I'd choose one that had been used on the MGM movie set for years, one that everyone trusted. You just steer around him when you move across the set, absent-mindedly stroking his fur as you go past. Little kids make a point of visiting that set, tumbling over him with squeals of delight.
I don't think I'd even mind the fierce ones, the ones that you meet in the arena, the ones that immediately lunge for you and gobble you up and you're home free. It would all be over so fast you wouldn't have much time to be terrified. Besides, I've heard that in the shock of being attacked--by a bear, a shark, maybe even a human--you don't feel any pain.
But some of these lions look so righteous--a stiffness in the spine, a firmness around the mouth, a determination in the eye that could never be mistaken for compassion. Others look sincere and gently reproachful. Lions that genuinely don't know they are lions, who think we are the lions and they are the martyrs.
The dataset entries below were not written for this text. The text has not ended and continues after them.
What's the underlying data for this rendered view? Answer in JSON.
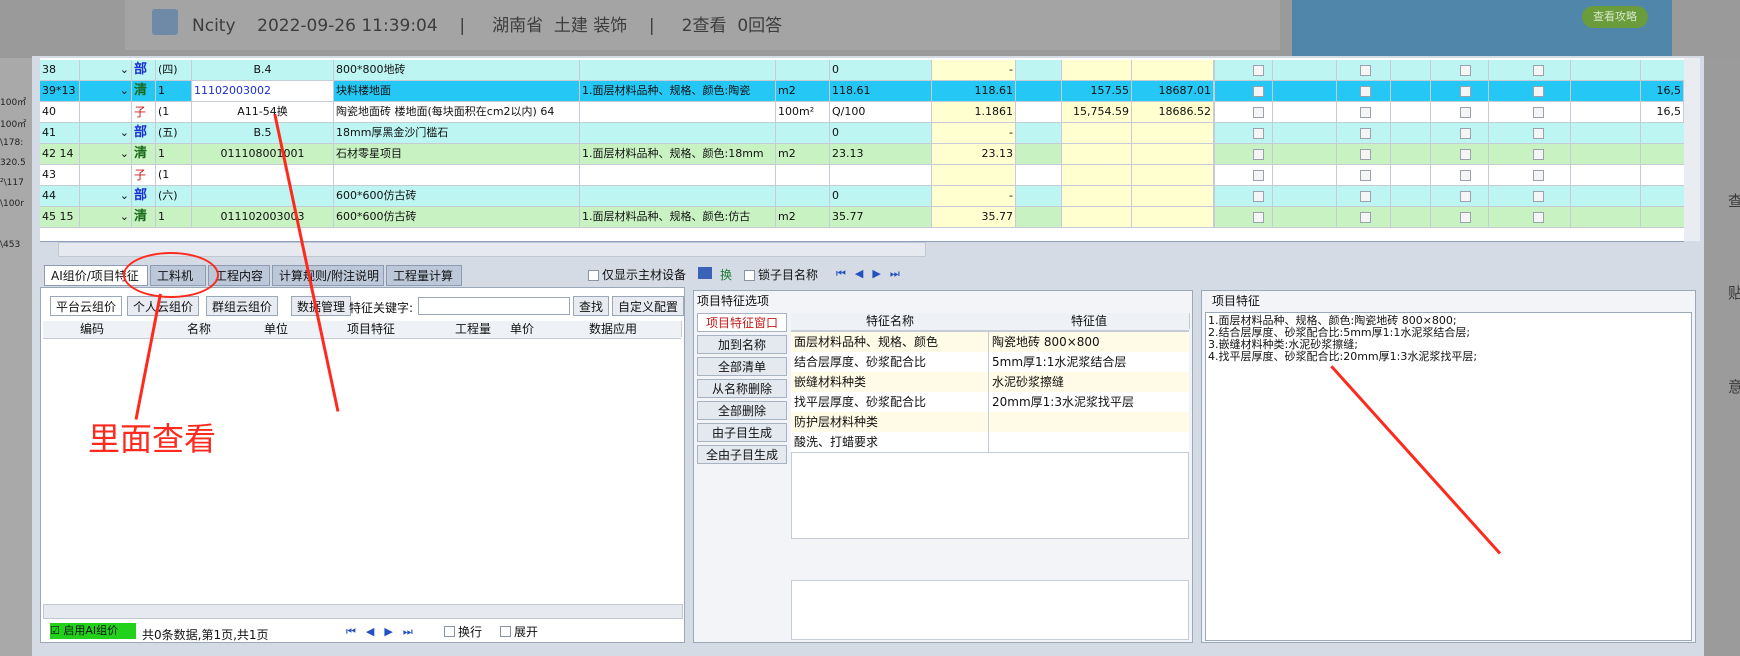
{
  "forum": {
    "author": "Ncity",
    "datetime": "2022-09-26 11:39:04",
    "region": "湖南省",
    "category": "土建 装饰",
    "views": "2查看",
    "replies": "0回答",
    "ad_button": "查看攻略"
  },
  "right_side": [
    "查",
    "贴",
    "意"
  ],
  "left_peek": [
    "100㎡",
    "100㎡",
    "\\178:",
    "320.5",
    "²\\117",
    "\\100r",
    "\\453"
  ],
  "grid_rows": [
    {
      "idx": "38",
      "code": "",
      "type": "部",
      "name_short": "(四)",
      "item_code": "B.4",
      "name": "800*800地砖",
      "feature": "",
      "unit": "",
      "qty": "0",
      "qty2": "-",
      "price": "",
      "total": "",
      "kind": "section"
    },
    {
      "idx": "39*13",
      "code": "",
      "type": "清",
      "name_short": "1",
      "item_code": "11102003002",
      "name": "块料楼地面",
      "feature": "1.面层材料品种、规格、颜色:陶瓷",
      "unit": "m2",
      "qty": "118.61",
      "qty2": "118.61",
      "price": "157.55",
      "total": "18687.01",
      "kind": "selected"
    },
    {
      "idx": "40",
      "code": "",
      "type": "子",
      "name_short": "(1",
      "item_code": "A11-54换",
      "name": "陶瓷地面砖 楼地面(每块面积在cm2以内) 64",
      "feature": "",
      "unit": "100m²",
      "qty": "Q/100",
      "qty2": "1.1861",
      "price": "15,754.59",
      "total": "18686.52",
      "kind": "child"
    },
    {
      "idx": "41",
      "code": "",
      "type": "部",
      "name_short": "(五)",
      "item_code": "B.5",
      "name": "18mm厚黑金沙门槛石",
      "feature": "",
      "unit": "",
      "qty": "0",
      "qty2": "-",
      "price": "",
      "total": "",
      "kind": "section"
    },
    {
      "idx": "42 14",
      "code": "",
      "type": "清",
      "name_short": "1",
      "item_code": "011108001001",
      "name": "石材零星项目",
      "feature": "1.面层材料品种、规格、颜色:18mm",
      "unit": "m2",
      "qty": "23.13",
      "qty2": "23.13",
      "price": "",
      "total": "",
      "kind": "list"
    },
    {
      "idx": "43",
      "code": "",
      "type": "子",
      "name_short": "(1",
      "item_code": "",
      "name": "",
      "feature": "",
      "unit": "",
      "qty": "",
      "qty2": "",
      "price": "",
      "total": "",
      "kind": "child"
    },
    {
      "idx": "44",
      "code": "",
      "type": "部",
      "name_short": "(六)",
      "item_code": "",
      "name": "600*600仿古砖",
      "feature": "",
      "unit": "",
      "qty": "0",
      "qty2": "-",
      "price": "",
      "total": "",
      "kind": "section"
    },
    {
      "idx": "45 15",
      "code": "",
      "type": "清",
      "name_short": "1",
      "item_code": "011102003003",
      "name": "600*600仿古砖",
      "feature": "1.面层材料品种、规格、颜色:仿古",
      "unit": "m2",
      "qty": "35.77",
      "qty2": "35.77",
      "price": "",
      "total": "",
      "kind": "list"
    }
  ],
  "row_extra": {
    "far_right_1": "16,5",
    "far_right_2": "16,5"
  },
  "tabs": [
    "AI组价/项目特征",
    "工料机",
    "工程内容",
    "计算规则/附注说明",
    "工程量计算"
  ],
  "toolbar": {
    "show_main": "仅显示主材设备",
    "swap": "换",
    "lock_name": "锁子目名称"
  },
  "subtabs": [
    "平台云组价",
    "个人云组价",
    "群组云组价"
  ],
  "left_toolbar": {
    "data_mgmt": "数据管理",
    "keyword_label": "特征关键字:",
    "search": "查找",
    "custom": "自定义配置"
  },
  "left_headers": [
    "编码",
    "名称",
    "单位",
    "项目特征",
    "工程量",
    "单价",
    "数据应用"
  ],
  "left_status": {
    "ai_toggle": "启用AI组价",
    "page_info": "共0条数据,第1页,共1页",
    "wrap": "换行",
    "expand": "展开"
  },
  "feature_options": {
    "title": "项目特征选项",
    "buttons": [
      "项目特征窗口",
      "加到名称",
      "全部清单",
      "从名称删除",
      "全部删除",
      "由子目生成",
      "全由子目生成"
    ],
    "headers": [
      "特征名称",
      "特征值"
    ],
    "rows": [
      {
        "name": "面层材料品种、规格、颜色",
        "value": "陶瓷地砖 800×800"
      },
      {
        "name": "结合层厚度、砂浆配合比",
        "value": "5mm厚1:1水泥浆结合层"
      },
      {
        "name": "嵌缝材料种类",
        "value": "水泥砂浆擦缝"
      },
      {
        "name": "找平层厚度、砂浆配合比",
        "value": "20mm厚1:3水泥浆找平层"
      },
      {
        "name": "防护层材料种类",
        "value": ""
      },
      {
        "name": "酸洗、打蜡要求",
        "value": ""
      }
    ]
  },
  "project_feature": {
    "title": "项目特征",
    "lines": [
      "1.面层材料品种、规格、颜色:陶瓷地砖 800×800;",
      "2.结合层厚度、砂浆配合比:5mm厚1:1水泥浆结合层;",
      "3.嵌缝材料种类:水泥砂浆擦缝;",
      "4.找平层厚度、砂浆配合比:20mm厚1:3水泥浆找平层;"
    ]
  },
  "annotation": {
    "text": "里面查看",
    "color": "#ff2a1e"
  }
}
It's these last that are the hardest to face. They seem genuinely sorrowful that they have to eat us--but they will eat us all the same. Grind up our bones and spit out the gristle. And they will tell themselves they are doing it for God.
That's not why I mind facing them. I regret it because we have known them so long, many of them--respected them, trusted them, served with them, cared about them and their families, sharing a common faith. I regret their decision to give their loyalty to a Pied Piper leading them farther and farther astray, rather than to the unchanging Son of God and His word. I regret their inability or unwillingness to see this, the deception that holds them in bondage.
They may not be martyrs but they are the captives, not us.
P.S. If I could choose my lions, I'd choose Aslan.